Я надеялся развлечься, отдохнуть, почитывая на досуге опусы моего папаши, а вышло что?..

"Фигурами, вроде моей, — читал я дальше, — заполнены страницы сотен книг, начиная с девятнадцатого века до времен Оттепели… Рефлектирующий герой, мыкающийся то ли внутри себя, то ли за пределами сознания…

Господь не дал мне талантов, но наделил критическим, взыскательным умом и непомерными амбициями при полном отсутствии понимания, как эти амбиции претворить в жизнь.

Я жаждал славы… Но я понимал, что одного стремления выделиться из толпы мало. Я понимал, что желание прославиться может привести честолюбца к сожжению храма Артемиды или к сомнительным лаврам серийного убийцы. Такая слава меня не прельщала.

…Я схожу с ума? Или мне это только кажется?.. Мне скучно жить. Моя душа иссушена тоской и ленью… она напоминает плохо сохранившуюся мумию, место которой не в музее человеческой истории, а на помойке…

Я утрачиваю свое "я", я растворяюсь в эфире… и самое страшное, что я почти не замечаю этого… еще немного, и от меня не останется даже тени… В последнее время я стал замечать, что моя душа не поспевает за телом. Тело движется, что-то делает, а душа остается на месте.

Наверно, меня могло бы спасти сильное чувство к прекрасной женщине. Но где взять это высокое чистое чувство? И — где эта женщина?..

До сих пор любовные увлечения не приносили мне ничего кроме страданий… Как чувство может оживить меня? Интересно, почему страдали Печорин и Онегин?

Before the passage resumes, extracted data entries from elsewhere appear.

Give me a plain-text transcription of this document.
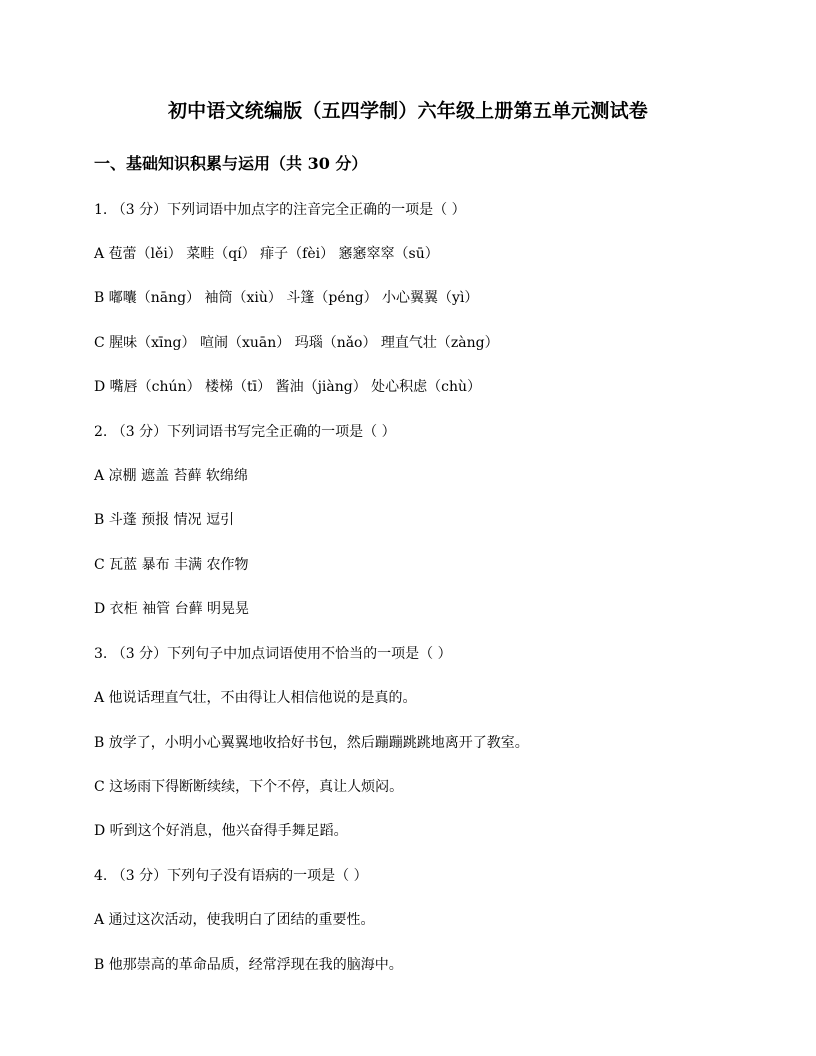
初中语文统编版（五四学制）六年级上册第五单元测试卷
一、基础知识积累与运用（共 30 分）
1. （3 分）下列词语中加点字的注音完全正确的一项是（ ）
A 苞蕾（lěi） 菜畦（qí） 痱子（fèi） 窸窸窣窣（sū）
B 嘟囔（nāng） 袖筒（xiù） 斗篷（péng） 小心翼翼（yì）
C 腥味（xīng） 喧闹（xuān） 玛瑙（nǎo） 理直气壮（zàng）
D 嘴唇（chún） 楼梯（tī） 酱油（jiàng） 处心积虑（chù）
2. （3 分）下列词语书写完全正确的一项是（ ）
A 凉棚 遮盖 苔藓 软绵绵
B 斗蓬 预报 情况 逗引
C 瓦蓝 暴布 丰满 农作物
D 衣柜 袖管 台藓 明晃晃
3. （3 分）下列句子中加点词语使用不恰当的一项是（ ）
A 他说话理直气壮，不由得让人相信他说的是真的。
B 放学了，小明小心翼翼地收拾好书包，然后蹦蹦跳跳地离开了教室。
C 这场雨下得断断续续，下个不停，真让人烦闷。
D 听到这个好消息，他兴奋得手舞足蹈。
4. （3 分）下列句子没有语病的一项是（ ）
A 通过这次活动，使我明白了团结的重要性。
B 他那崇高的革命品质，经常浮现在我的脑海中。
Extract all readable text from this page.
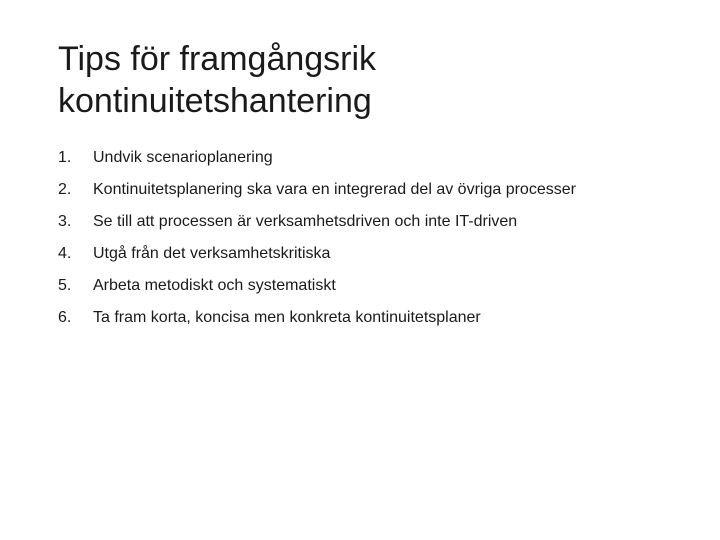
Tips för framgångsrik
kontinuitetshantering
1.	Undvik scenarioplanering
2.	Kontinuitetsplanering ska vara en integrerad del av övriga processer
3.	Se till att processen är verksamhetsdriven och inte IT-driven
4.	Utgå från det verksamhetskritiska
5.	Arbeta metodiskt och systematiskt
6.	Ta fram korta, koncisa men konkreta kontinuitetsplaner
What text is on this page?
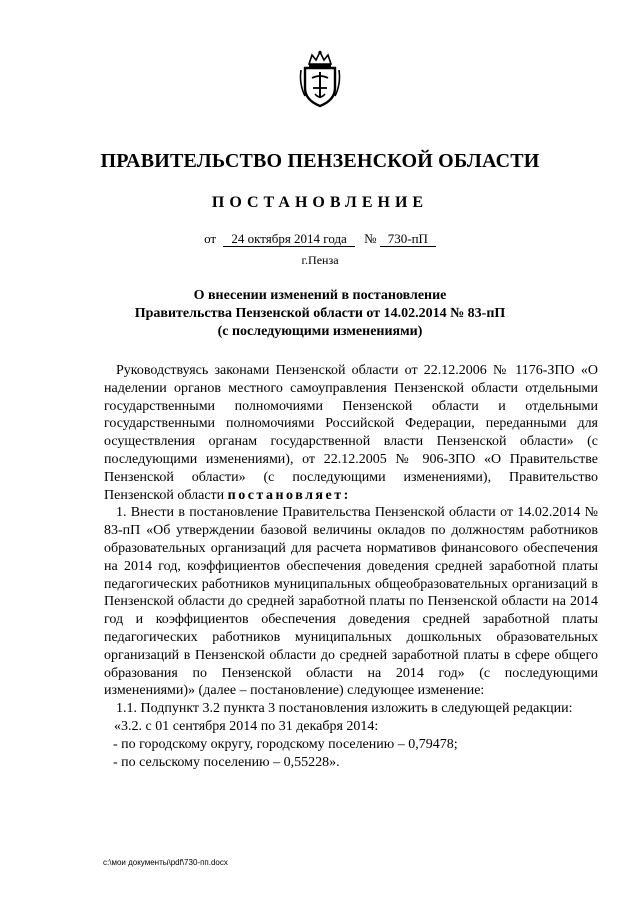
ПРАВИТЕЛЬСТВО ПЕНЗЕНСКОЙ ОБЛАСТИ
ПОСТАНОВЛЕНИЕ
от 24 октября 2014 года № 730-пП
г.Пенза
О внесении изменений в постановление
Правительства Пензенской области от 14.02.2014 № 83-пП
(с последующими изменениями)

Руководствуясь законами Пензенской области от 22.12.2006 № 1176-ЗПО «О наделении органов местного самоуправления Пензенской области отдельными государственными полномочиями Пензенской области и отдельными государственными полномочиями Российской Федерации, переданными для осуществления органам государственной власти Пензенской области» (с последующими изменениями), от 22.12.2005 № 906-ЗПО «О Правительстве Пензенской области» (с последующими изменениями), Правительство Пензенской области постановляет:

1. Внести в постановление Правительства Пензенской области от 14.02.2014 № 83-пП «Об утверждении базовой величины окладов по должностям работников образовательных организаций для расчета нормативов финансового обеспечения на 2014 год, коэффициентов обеспечения доведения средней заработной платы педагогических работников муниципальных общеобразовательных организаций в Пензенской области до средней заработной платы по Пензенской области на 2014 год и коэффициентов обеспечения доведения средней заработной платы педагогических работников муниципальных дошкольных образовательных организаций в Пензенской области до средней заработной платы в сфере общего образования по Пензенской области на 2014 год» (с последующими изменениями)» (далее – постановление) следующее изменение:

1.1. Подпункт 3.2 пункта 3 постановления изложить в следующей редакции:

«3.2. с 01 сентября 2014 по 31 декабря 2014:

- по городскому округу, городскому поселению – 0,79478;

- по сельскому поселению – 0,55228».

c:\мои документы\pdf\730-пп.docx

Не потому ли, что страдали те, кто их породил?

И потом, Пушкин и Лермонтов страдали… как бы это сказать поточнее… продуктивно, вот верно найденное, хотя и совершенно идиотское слово: они страдали, а в результате из-под их пера выходили шедевры, навряд ли возможные, если бы Пушкин и Лермонтов жили, как Акакий Башмачкин или Ионыч…

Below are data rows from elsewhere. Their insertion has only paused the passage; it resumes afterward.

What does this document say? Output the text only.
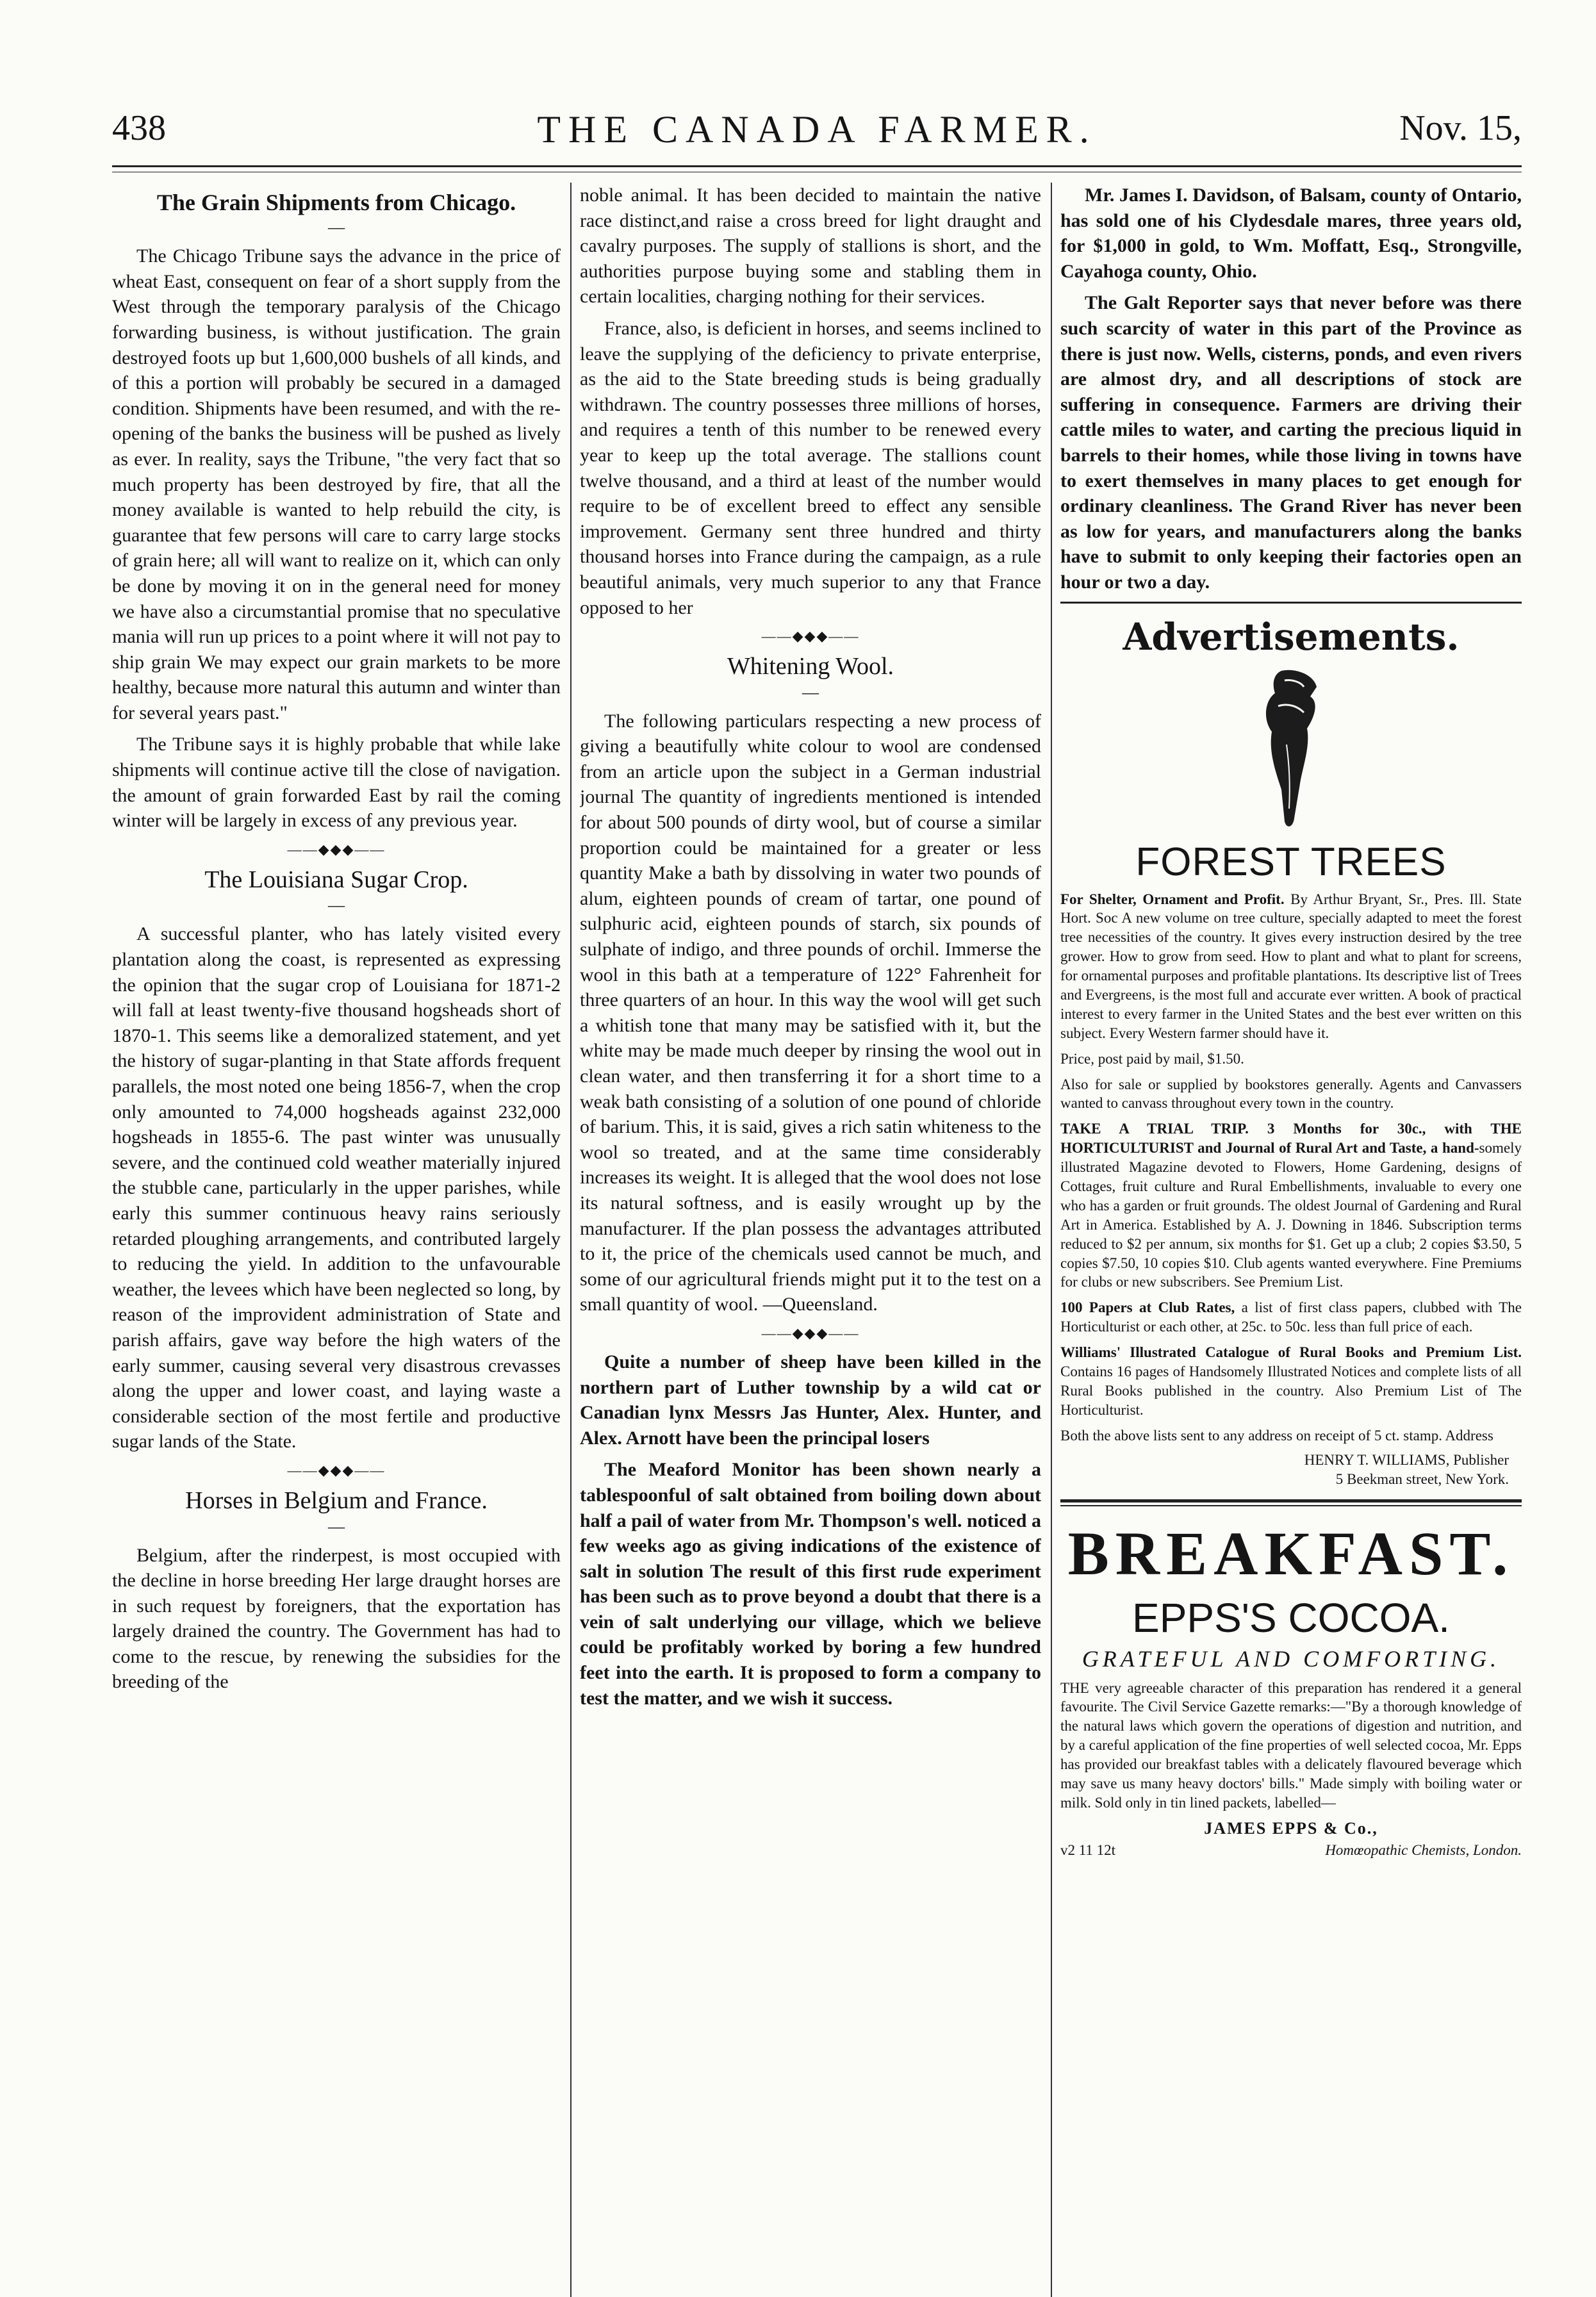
438	THE CANADA FARMER.	Nov. 15,
The Grain Shipments from Chicago.
—

The Chicago Tribune says the advance in the price of wheat East, consequent on fear of a short supply from the West through the temporary paralysis of the Chicago forwarding business, is without justification. The grain destroyed foots up but 1,600,000 bushels of all kinds, and of this a portion will probably be secured in a damaged condition. Shipments have been resumed, and with the re-opening of the banks the business will be pushed as lively as ever. In reality, says the Tribune, "the very fact that so much property has been destroyed by fire, that all the money available is wanted to help rebuild the city, is guarantee that few persons will care to carry large stocks of grain here; all will want to realize on it, which can only be done by moving it on in the general need for money we have also a circumstantial promise that no speculative mania will run up prices to a point where it will not pay to ship grain We may expect our grain markets to be more healthy, because more natural this autumn and winter than for several years past."

The Tribune says it is highly probable that while lake shipments will continue active till the close of navigation. the amount of grain forwarded East by rail the coming winter will be largely in excess of any previous year.

——◆◆◆——
The Louisiana Sugar Crop.
—

A successful planter, who has lately visited every plantation along the coast, is represented as expressing the opinion that the sugar crop of Louisiana for 1871-2 will fall at least twenty-five thousand hogsheads short of 1870-1. This seems like a demoralized statement, and yet the history of sugar-planting in that State affords frequent parallels, the most noted one being 1856-7, when the crop only amounted to 74,000 hogsheads against 232,000 hogsheads in 1855-6. The past winter was unusually severe, and the continued cold weather materially injured the stubble cane, particularly in the upper parishes, while early this summer continuous heavy rains seriously retarded ploughing arrangements, and contributed largely to reducing the yield. In addition to the unfavourable weather, the levees which have been neglected so long, by reason of the improvident administration of State and parish affairs, gave way before the high waters of the early summer, causing several very disastrous crevasses along the upper and lower coast, and laying waste a considerable section of the most fertile and productive sugar lands of the State.

——◆◆◆——
Horses in Belgium and France.
—

Belgium, after the rinderpest, is most occupied with the decline in horse breeding Her large draught horses are in such request by foreigners, that the exportation has largely drained the country. The Government has had to come to the rescue, by renewing the subsidies for the breeding of the

noble animal. It has been decided to maintain the native race distinct,and raise a cross breed for light draught and cavalry purposes. The supply of stallions is short, and the authorities purpose buying some and stabling them in certain localities, charging nothing for their services.

France, also, is deficient in horses, and seems inclined to leave the supplying of the deficiency to private enterprise, as the aid to the State breeding studs is being gradually withdrawn. The country possesses three millions of horses, and requires a tenth of this number to be renewed every year to keep up the total average. The stallions count twelve thousand, and a third at least of the number would require to be of excellent breed to effect any sensible improvement. Germany sent three hundred and thirty thousand horses into France during the campaign, as a rule beautiful animals, very much superior to any that France opposed to her

——◆◆◆——
Whitening Wool.
—

The following particulars respecting a new process of giving a beautifully white colour to wool are condensed from an article upon the subject in a German industrial journal The quantity of ingredients mentioned is intended for about 500 pounds of dirty wool, but of course a similar proportion could be maintained for a greater or less quantity Make a bath by dissolving in water two pounds of alum, eighteen pounds of cream of tartar, one pound of sulphuric acid, eighteen pounds of starch, six pounds of sulphate of indigo, and three pounds of orchil. Immerse the wool in this bath at a temperature of 122° Fahrenheit for three quarters of an hour. In this way the wool will get such a whitish tone that many may be satisfied with it, but the white may be made much deeper by rinsing the wool out in clean water, and then transferring it for a short time to a weak bath consisting of a solution of one pound of chloride of barium. This, it is said, gives a rich satin whiteness to the wool so treated, and at the same time considerably increases its weight. It is alleged that the wool does not lose its natural softness, and is easily wrought up by the manufacturer. If the plan possess the advantages attributed to it, the price of the chemicals used cannot be much, and some of our agricultural friends might put it to the test on a small quantity of wool. —Queensland.

——◆◆◆——

Quite a number of sheep have been killed in the northern part of Luther township by a wild cat or Canadian lynx Messrs Jas Hunter, Alex. Hunter, and Alex. Arnott have been the principal losers

The Meaford Monitor has been shown nearly a tablespoonful of salt obtained from boiling down about half a pail of water from Mr. Thompson's well. noticed a few weeks ago as giving indications of the existence of salt in solution The result of this first rude experiment has been such as to prove beyond a doubt that there is a vein of salt underlying our village, which we believe could be profitably worked by boring a few hundred feet into the earth. It is proposed to form a company to test the matter, and we wish it success.

Mr. James I. Davidson, of Balsam, county of Ontario, has sold one of his Clydesdale mares, three years old, for $1,000 in gold, to Wm. Moffatt, Esq., Strongville, Cayahoga county, Ohio.

The Galt Reporter says that never before was there such scarcity of water in this part of the Province as there is just now. Wells, cisterns, ponds, and even rivers are almost dry, and all descriptions of stock are suffering in consequence. Farmers are driving their cattle miles to water, and carting the precious liquid in barrels to their homes, while those living in towns have to exert themselves in many places to get enough for ordinary cleanliness. The Grand River has never been as low for years, and manufacturers along the banks have to submit to only keeping their factories open an hour or two a day.

Advertisements.
FOREST TREES

For Shelter, Ornament and Profit. By Arthur Bryant, Sr., Pres. Ill. State Hort. Soc A new volume on tree culture, specially adapted to meet the forest tree necessities of the country. It gives every instruction desired by the tree grower. How to grow from seed. How to plant and what to plant for screens, for ornamental purposes and profitable plantations. Its descriptive list of Trees and Evergreens, is the most full and accurate ever written. A book of practical interest to every farmer in the United States and the best ever written on this subject. Every Western farmer should have it.

Price, post paid by mail, $1.50.

Also for sale or supplied by bookstores generally. Agents and Canvassers wanted to canvass throughout every town in the country.

TAKE A TRIAL TRIP. 3 Months for 30c., with THE HORTICULTURIST and Journal of Rural Art and Taste, a hand-somely illustrated Magazine devoted to Flowers, Home Gardening, designs of Cottages, fruit culture and Rural Embellishments, invaluable to every one who has a garden or fruit grounds. The oldest Journal of Gardening and Rural Art in America. Established by A. J. Downing in 1846. Subscription terms reduced to $2 per annum, six months for $1. Get up a club; 2 copies $3.50, 5 copies $7.50, 10 copies $10. Club agents wanted everywhere. Fine Premiums for clubs or new subscribers. See Premium List.

100 Papers at Club Rates, a list of first class papers, clubbed with The Horticulturist or each other, at 25c. to 50c. less than full price of each.

Williams' Illustrated Catalogue of Rural Books and Premium List. Contains 16 pages of Handsomely Illustrated Notices and complete lists of all Rural Books published in the country. Also Premium List of The Horticulturist.

Both the above lists sent to any address on receipt of 5 ct. stamp. Address

HENRY T. WILLIAMS, Publisher
5 Beekman street, New York.
BREAKFAST.
EPPS'S COCOA.
GRATEFUL AND COMFORTING.

THE very agreeable character of this preparation has rendered it a general favourite. The Civil Service Gazette remarks:—"By a thorough knowledge of the natural laws which govern the operations of digestion and nutrition, and by a careful application of the fine properties of well selected cocoa, Mr. Epps has provided our breakfast tables with a delicately flavoured beverage which may save us many heavy doctors' bills." Made simply with boiling water or milk. Sold only in tin lined packets, labelled—

JAMES EPPS & Co.,
v2 11 12t	Homœopathic Chemists, London.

Сильные "масштабные" страсти бушевали в их гениальных "масштабных" сердцах…

И в моем сердце бушевали страсти. Но у меня было не могучее сердце льва, а сморщенная помпа гиены. И мои страсти не вырывались за пределы этой помпы.

Когда я бывал влюблен, то не мог занимать свой ум ничем, кроме мыслей о предмете вожделения. И предметы-то попадались мне… не приведи Господи!

Какие уж тут мысли о творчестве, писательстве, смысле жизни, когда я неустанно думал о том, где шляется и с кем путается моя очередная ветреная любовь.

Мои страдания приводили меня не к письменному столу, где меня ждали соблазнительно чистая бумага и перо творца, а в пивную…

Правда, некоторым моим предшественникам, ревностно поклонявшимся Бахусу, это не мешало создавать такое, от чего у меня и сейчас от зависти вскипают слезы и мутится в голове… Вспомним хотя бы бессмертное "Не такой уж горький я пропойца, чтоб, тебя не видя, умереть…"

У тех, кому было под силу бодаться с судьбой и побеждать свои слабости, желание нажраться и стремление излить душу в гениальной лирике были равновелики…

У меня же желание надраться всегда перевешивало. Что приводило не к созданию шедевров, а к банальным запоям. Слава Богу, меня миновала судьба тех несчастных, кто во всех своих бедах винит весь свет, но только не себя. Я никогда никого в своем бессилии не обвинял. Я винил только себя, но от этого легче не становилось. И все-таки я и по сей день не знаю, чего мне не хватает…"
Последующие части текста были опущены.